Configuration Management

Each stage of the staged delivery pipeline that provisions an application environment has an associated environment defined within the configuration management tool (in our case Chef). We tend to think of configuration existing within a hierarchy:

  • Defined by the platform, cannot be overridden.
  • Defined by the platform, can be overridden.
  • Defined by the development team, cannot be overridden.
  • Defined by the development team, can be overridden.
  • Defined by operations.

This hierarchy helps to achieve consistency where required but also allows flexibility. For example, we typically deploy tomcat servers in the same way but some applications use JNDI or JMX and they require the flexibility to deploy additional services or resources. In our case, this is achieved declaratively by specifying this information within the configuration management tool.

Application Blueprint

The ‘Application Blueprint’ is a term we borrowed from the guys at GigaSpaces. This is how they refer to an application as deployed via Cloudify. While we don’t use many of the Cloudify features, we do use it to manage the dependencies between ‘Application Services’ and to stereotype the nodes as they are being provisioned. We also abstract our use of Cloudify from the consumers of our PaaS services for the reasons I identified earlier (i.e. cost of divorce should the PaaS marketplace start to converge).

Note: Each cluster represents an application service tier and each instance (or node) represents an application service. The dependency relationship is a directed graph as opposed to a tree as Figure 6 depicts.

The Application Service

Application Service is another term borrowed from Cloudify and refers to a distinct service. For example in Figure 6 Tomcat and Cassandra are both Application Services.

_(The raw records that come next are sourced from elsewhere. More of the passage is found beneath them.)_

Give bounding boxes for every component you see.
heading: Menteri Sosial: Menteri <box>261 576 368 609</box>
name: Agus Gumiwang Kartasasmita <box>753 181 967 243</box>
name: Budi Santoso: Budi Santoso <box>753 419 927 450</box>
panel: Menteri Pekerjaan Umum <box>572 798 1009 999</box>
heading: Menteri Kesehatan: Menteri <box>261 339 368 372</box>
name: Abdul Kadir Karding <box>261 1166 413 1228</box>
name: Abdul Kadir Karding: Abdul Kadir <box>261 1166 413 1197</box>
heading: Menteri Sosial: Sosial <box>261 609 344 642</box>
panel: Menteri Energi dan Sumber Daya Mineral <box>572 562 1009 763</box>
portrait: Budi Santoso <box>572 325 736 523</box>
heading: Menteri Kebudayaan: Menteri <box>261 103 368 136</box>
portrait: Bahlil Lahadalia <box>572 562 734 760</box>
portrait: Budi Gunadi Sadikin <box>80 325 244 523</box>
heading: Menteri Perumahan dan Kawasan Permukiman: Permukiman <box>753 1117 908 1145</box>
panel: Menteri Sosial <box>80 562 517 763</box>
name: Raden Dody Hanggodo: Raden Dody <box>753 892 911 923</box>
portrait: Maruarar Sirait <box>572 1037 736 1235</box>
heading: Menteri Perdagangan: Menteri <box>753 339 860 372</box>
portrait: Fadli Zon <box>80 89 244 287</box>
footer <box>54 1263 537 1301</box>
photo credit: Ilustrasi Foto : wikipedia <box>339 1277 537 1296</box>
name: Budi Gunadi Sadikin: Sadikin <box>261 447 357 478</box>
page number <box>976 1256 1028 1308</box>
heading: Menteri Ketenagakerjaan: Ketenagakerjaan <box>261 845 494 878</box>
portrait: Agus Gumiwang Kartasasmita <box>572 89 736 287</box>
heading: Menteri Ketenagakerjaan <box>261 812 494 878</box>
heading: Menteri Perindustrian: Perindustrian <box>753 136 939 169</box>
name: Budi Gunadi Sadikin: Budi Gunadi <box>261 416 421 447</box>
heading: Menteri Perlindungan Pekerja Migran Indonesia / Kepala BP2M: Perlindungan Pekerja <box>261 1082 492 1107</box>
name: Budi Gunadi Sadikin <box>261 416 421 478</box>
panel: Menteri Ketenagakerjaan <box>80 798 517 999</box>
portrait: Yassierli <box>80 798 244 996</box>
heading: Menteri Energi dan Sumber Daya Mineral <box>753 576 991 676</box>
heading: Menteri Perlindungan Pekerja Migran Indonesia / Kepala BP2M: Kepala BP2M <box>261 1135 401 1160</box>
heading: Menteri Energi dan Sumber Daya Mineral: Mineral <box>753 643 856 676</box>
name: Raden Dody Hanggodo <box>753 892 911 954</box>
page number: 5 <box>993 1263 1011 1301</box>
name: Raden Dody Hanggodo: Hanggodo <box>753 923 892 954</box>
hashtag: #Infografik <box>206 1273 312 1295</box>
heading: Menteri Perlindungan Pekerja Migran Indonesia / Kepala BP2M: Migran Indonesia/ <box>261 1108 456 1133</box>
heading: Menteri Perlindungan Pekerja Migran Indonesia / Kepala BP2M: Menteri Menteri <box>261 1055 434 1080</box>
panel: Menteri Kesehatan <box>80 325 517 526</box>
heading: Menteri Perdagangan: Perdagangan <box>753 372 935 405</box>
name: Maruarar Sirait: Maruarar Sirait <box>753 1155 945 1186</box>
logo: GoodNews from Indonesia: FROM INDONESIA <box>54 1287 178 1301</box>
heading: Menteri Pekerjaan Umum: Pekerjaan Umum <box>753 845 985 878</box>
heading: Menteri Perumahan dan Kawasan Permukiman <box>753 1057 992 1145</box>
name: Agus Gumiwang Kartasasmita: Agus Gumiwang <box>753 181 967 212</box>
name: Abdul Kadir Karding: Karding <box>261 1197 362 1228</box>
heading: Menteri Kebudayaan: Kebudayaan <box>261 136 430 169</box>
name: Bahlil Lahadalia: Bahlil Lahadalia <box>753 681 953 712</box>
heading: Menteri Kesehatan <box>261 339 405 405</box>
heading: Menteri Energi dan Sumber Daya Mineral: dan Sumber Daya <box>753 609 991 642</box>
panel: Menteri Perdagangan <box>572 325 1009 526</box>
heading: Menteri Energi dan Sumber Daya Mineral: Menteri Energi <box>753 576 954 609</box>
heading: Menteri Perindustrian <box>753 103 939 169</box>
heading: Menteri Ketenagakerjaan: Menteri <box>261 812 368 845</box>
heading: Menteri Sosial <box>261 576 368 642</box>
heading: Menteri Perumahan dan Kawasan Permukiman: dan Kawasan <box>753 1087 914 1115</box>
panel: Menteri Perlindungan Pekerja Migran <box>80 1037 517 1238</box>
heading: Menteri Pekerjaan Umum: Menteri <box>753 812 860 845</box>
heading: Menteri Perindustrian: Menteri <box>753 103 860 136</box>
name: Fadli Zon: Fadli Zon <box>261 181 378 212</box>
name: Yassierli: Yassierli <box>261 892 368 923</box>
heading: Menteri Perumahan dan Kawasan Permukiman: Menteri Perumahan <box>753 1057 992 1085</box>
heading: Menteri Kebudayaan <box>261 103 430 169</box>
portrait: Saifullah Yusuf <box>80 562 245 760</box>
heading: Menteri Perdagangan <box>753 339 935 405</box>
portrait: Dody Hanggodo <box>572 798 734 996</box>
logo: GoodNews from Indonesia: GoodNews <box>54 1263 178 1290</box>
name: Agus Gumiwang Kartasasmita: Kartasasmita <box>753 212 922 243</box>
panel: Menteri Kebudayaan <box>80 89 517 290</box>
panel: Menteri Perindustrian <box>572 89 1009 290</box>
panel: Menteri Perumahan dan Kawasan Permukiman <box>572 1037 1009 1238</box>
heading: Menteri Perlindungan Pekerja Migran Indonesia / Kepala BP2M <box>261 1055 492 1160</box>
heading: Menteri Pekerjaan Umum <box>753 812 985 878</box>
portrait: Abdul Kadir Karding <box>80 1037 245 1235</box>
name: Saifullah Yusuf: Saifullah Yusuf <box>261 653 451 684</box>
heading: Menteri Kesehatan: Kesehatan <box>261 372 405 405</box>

From an implementation perspective, a top level Chef recipe corresponds to an Application Service. Of course, a top-level recipe is a composite of other recipes. Interestingly, we use the same pipeline to develop and promote Chef recipes as we do for any other software artefact.

Environment Provisioning

Entire environments are provisioned and un-provisioned as part of the lifecycle of a number of stages within the delivery pipeline. The environment information (e.g. IP addresses of nodes etc.) is exported to the execution context and is then available to the configuration management tooling, test infrastructure etc. As a result all servers are considered immutable (see Fowler on Immutable Servers).

A negative side effect of this is that the number of nodes provisioned and un-provisioned in this manner dictates the cycle time of the pipeline. We don’t see this as a problem because we believe in the Single Responsibility principle (i.e. if your deploying lots of nodes to test an application, the application is probably doing too much!).

Shared Services

My fingers are now bleeding so I want to wrap this up, but I can’t finish without tipping my hat to some of the shared services we have evaluated and implemented recently.

The first is Log Aggregation and Log Analytics. Because many of our environments are transient, shipping logs (i.e. aggregation) is really important. Using Logstash for log aggregation has the added advantage that not only does it support aggregation and search but it also supports building dashboards via Kibana to provide additional insight. The PaaS itself uses Kibana in this way.

The second such service is Application Performance Monitoring (APM). In its best form, agents intelligently and dynamically instrument the code to extract monitoring information. This creates great insight during the build, test, deploy and execute phases of the application lifecycle.

I mentioned at the beginning that we saw this initiative as an enabling platform for DevOps. Shared tooling enables DevOps by creating a common language and window onto the application.

Lights out on 2013!

It’s lights out on 2013 and it’s been good to reflect on what has been achieved. It’s been an interesting and challenging year and I’ve been very fortunate to work with a great team on all of the above. Roll on 2014!!

I hope this has been useful and I would love to hear any questions you might have or read about your PaaS or Continuous Delivery story.